Breast tenderness during hormone replacement therapy linked to elevated cancer risk

Women who developed new-onset breast tenderness after starting estrogen plus progestin hormone replacement therapy were at significantly higher risk for developing breast cancer than women on the combination therapy who didn't experience such tenderness, according to a new UCLA study. The research, published in the Oct. 12 issue of the Archives of Internal Medicine, is based on data from more than 16,000 participants in the Women's Health Initiative estrogen-plus- progestin clinical trial.
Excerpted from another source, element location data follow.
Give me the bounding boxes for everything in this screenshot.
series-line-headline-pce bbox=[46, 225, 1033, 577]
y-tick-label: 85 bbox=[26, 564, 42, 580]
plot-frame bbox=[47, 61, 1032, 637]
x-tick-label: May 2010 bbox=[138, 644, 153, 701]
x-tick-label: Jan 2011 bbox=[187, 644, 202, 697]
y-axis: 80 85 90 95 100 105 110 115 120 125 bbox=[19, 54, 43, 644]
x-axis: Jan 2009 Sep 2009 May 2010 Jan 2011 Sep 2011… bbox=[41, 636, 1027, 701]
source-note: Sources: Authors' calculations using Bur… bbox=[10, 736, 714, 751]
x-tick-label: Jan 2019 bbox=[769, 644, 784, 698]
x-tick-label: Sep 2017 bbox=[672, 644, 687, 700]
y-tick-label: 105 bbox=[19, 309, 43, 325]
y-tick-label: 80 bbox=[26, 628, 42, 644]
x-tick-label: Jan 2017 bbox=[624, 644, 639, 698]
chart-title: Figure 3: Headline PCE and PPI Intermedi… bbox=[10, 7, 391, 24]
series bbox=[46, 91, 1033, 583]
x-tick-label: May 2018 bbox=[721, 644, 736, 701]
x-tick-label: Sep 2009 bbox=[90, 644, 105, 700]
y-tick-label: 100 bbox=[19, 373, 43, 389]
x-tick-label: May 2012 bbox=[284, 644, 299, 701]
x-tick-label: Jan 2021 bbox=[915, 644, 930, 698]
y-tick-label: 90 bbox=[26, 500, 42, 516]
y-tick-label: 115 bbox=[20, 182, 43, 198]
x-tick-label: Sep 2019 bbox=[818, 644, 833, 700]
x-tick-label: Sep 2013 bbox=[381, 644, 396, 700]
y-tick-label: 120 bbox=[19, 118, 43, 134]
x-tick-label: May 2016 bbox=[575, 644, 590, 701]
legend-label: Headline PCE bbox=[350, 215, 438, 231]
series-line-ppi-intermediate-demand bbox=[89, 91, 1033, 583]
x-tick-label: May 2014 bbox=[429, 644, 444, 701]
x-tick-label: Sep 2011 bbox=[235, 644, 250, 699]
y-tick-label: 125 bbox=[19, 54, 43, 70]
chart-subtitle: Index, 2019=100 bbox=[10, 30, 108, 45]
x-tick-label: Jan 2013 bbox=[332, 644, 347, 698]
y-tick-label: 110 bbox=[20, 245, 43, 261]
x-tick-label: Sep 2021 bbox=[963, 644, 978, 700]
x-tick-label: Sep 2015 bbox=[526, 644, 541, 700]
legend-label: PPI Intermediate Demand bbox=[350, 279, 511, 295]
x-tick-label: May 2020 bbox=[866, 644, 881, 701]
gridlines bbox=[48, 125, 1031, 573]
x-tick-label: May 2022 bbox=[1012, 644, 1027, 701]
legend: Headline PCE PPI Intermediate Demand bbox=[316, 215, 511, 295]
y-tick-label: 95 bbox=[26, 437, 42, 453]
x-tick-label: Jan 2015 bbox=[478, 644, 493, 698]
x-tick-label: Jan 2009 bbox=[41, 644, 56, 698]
This trial was abruptly halted in July 2002 when researchers found that healthy menopausal women on the combination therapy had an elevated risk for invasive breast cancer. Researchers do not know why breast tenderness indicates increased cancer risk among women on the combination therapy, said the new study's lead researcher, Dr. Carolyn J. Crandall, a clinical professor of general internal medicine and health services research at the David Geffen School of Medicine at UCLA. "Is it because the hormone therapy is causing breast-tissue cells to multiply more rapidly, which causes breast tenderness and at the same time indicates increased cancer risk? We need to figure out what makes certain women more susceptible to developing breast tenderness during hormone therapy than other women," Crandall said. Of the participants in the trial, 8,506 took estrogen plus progestin and 8,102 were given placebos.